I looked back one more time, down the long hallway into the dark, empty living room. The blinds were pulled shut and all the lights were out except the one right above my head. I took my hand off the door handle and went back. Had I said goodbye enough? Is it really over? “Goodbye spirits of the land who have kept me safe and nurtured. Goodbye long walks and beautiful parks. Goodbye solo dance parties, Burning Man prep session, pancakes with him, and ukulele on the patio. Goodbye kitties. Goodbye long talks and hours solving all the problems of the universe. Goodbye to the nest that caught me after long days at clinicals which turned into heart-wrenching shifts at work. Goodbye tears cried over love and life. Goodbye……” I reached into my pocket and grabbed my phone. Disheveled and tear-stained in my grey nursing hoodie, one last selfie in the home that carried me over the last six and a half years.
These are only a few of the memories that make my year 2020. As difficult and challenging a year as it’s been, there have been so many deep moments of love, humanity, soul, synchronicity, inspiration, and tears. The depth of experience has been profound. Every step of the way I’ve been called into a deeper and deeper presence; not rushing forward or pulling back.
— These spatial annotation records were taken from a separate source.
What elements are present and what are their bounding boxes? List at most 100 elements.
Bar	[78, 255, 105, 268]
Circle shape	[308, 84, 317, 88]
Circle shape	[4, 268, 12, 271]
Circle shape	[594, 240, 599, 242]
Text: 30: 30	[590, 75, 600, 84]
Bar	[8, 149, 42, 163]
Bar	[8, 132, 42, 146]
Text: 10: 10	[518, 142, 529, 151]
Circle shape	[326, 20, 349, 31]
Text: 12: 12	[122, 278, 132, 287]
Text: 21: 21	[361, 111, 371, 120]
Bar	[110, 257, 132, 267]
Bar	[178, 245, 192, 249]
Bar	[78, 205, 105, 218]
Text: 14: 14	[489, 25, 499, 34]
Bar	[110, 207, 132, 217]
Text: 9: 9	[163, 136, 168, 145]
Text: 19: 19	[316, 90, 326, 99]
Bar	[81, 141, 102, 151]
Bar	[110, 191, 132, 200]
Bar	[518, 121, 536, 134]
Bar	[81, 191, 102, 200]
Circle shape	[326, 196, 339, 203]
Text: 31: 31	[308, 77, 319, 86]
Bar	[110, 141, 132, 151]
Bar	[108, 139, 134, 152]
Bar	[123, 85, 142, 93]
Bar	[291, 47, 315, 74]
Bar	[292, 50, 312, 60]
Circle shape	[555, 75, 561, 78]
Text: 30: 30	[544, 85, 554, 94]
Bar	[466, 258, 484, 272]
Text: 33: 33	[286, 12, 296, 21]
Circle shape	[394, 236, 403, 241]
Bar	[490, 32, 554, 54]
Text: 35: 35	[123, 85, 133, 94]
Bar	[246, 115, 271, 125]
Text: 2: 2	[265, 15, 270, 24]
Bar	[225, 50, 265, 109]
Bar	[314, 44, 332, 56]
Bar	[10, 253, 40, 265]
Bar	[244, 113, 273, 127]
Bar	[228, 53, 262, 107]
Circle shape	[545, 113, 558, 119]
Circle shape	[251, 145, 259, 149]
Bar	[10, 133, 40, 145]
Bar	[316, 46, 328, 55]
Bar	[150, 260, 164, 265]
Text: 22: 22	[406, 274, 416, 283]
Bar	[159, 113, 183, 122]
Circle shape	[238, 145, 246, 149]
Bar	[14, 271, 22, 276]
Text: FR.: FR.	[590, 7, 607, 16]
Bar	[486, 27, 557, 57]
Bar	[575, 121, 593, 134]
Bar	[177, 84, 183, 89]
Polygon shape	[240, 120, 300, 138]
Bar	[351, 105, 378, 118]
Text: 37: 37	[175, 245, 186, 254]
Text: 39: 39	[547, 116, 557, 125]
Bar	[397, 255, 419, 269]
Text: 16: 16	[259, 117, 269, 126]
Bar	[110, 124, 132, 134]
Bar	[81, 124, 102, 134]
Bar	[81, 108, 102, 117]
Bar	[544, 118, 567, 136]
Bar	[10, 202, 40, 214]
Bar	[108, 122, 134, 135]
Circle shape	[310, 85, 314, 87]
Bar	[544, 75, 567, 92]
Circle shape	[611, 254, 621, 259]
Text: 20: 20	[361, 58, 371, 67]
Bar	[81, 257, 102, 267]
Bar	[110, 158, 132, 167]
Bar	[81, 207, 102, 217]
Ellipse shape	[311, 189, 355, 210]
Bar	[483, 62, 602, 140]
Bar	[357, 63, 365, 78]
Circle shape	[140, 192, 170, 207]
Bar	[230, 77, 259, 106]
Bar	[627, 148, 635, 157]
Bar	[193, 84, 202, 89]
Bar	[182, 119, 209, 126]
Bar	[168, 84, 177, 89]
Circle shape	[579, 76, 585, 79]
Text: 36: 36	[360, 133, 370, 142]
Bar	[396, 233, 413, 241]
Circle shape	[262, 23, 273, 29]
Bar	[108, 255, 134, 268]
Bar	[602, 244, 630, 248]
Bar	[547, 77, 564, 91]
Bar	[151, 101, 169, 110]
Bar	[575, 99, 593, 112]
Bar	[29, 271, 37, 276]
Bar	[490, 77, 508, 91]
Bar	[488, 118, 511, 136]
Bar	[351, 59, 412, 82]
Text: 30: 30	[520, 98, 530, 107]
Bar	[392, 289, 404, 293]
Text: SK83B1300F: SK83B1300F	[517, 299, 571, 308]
I constantly asked myself, how can I be more fully here in this moment now?
I let thoughts of the future fall away as I focused intently on how I felt with whomever I was with, no matter the feeling. Grief, pain, sadness, frustration, anger, and fear. Or, love, joy, inspiration, and happiness. I’ll admit I spent far more time in the darker feelings but each feeling was wrapped in a blessing of love. Each feeling took me deeper into my body.
My soul inched further into the tips of my fingers and the marrow of my bones. She emanated through each curl of my hair and the sway of my hips. She heaved into my belly and out with my breath. She yelled and screamed. She unhinged and unraveled. She coalesced and came together to tighten and strengthen at my core. She broke open my heart and taught me how to own my boundaries and my privacy.
This year wasn’t about mental ruminations and cognitive lessons. This year wasn’t about critical thinking and analysis of behavior. This year wasn’t about what I thought. Even though the year contained a lot of mental activity this year wasn’t about any of that.
This was the year I sank, sank, sank into the belly of my laugh, the aching of my grief, and the tenderness of my love. This year was about the depth and breadth of my very soulful human experience. This was the year I came alive amidst so much chaos, death, and change. This was one of the juiciest years of my life.
No lessons to report here. Only the tender beating heart of a human who lives.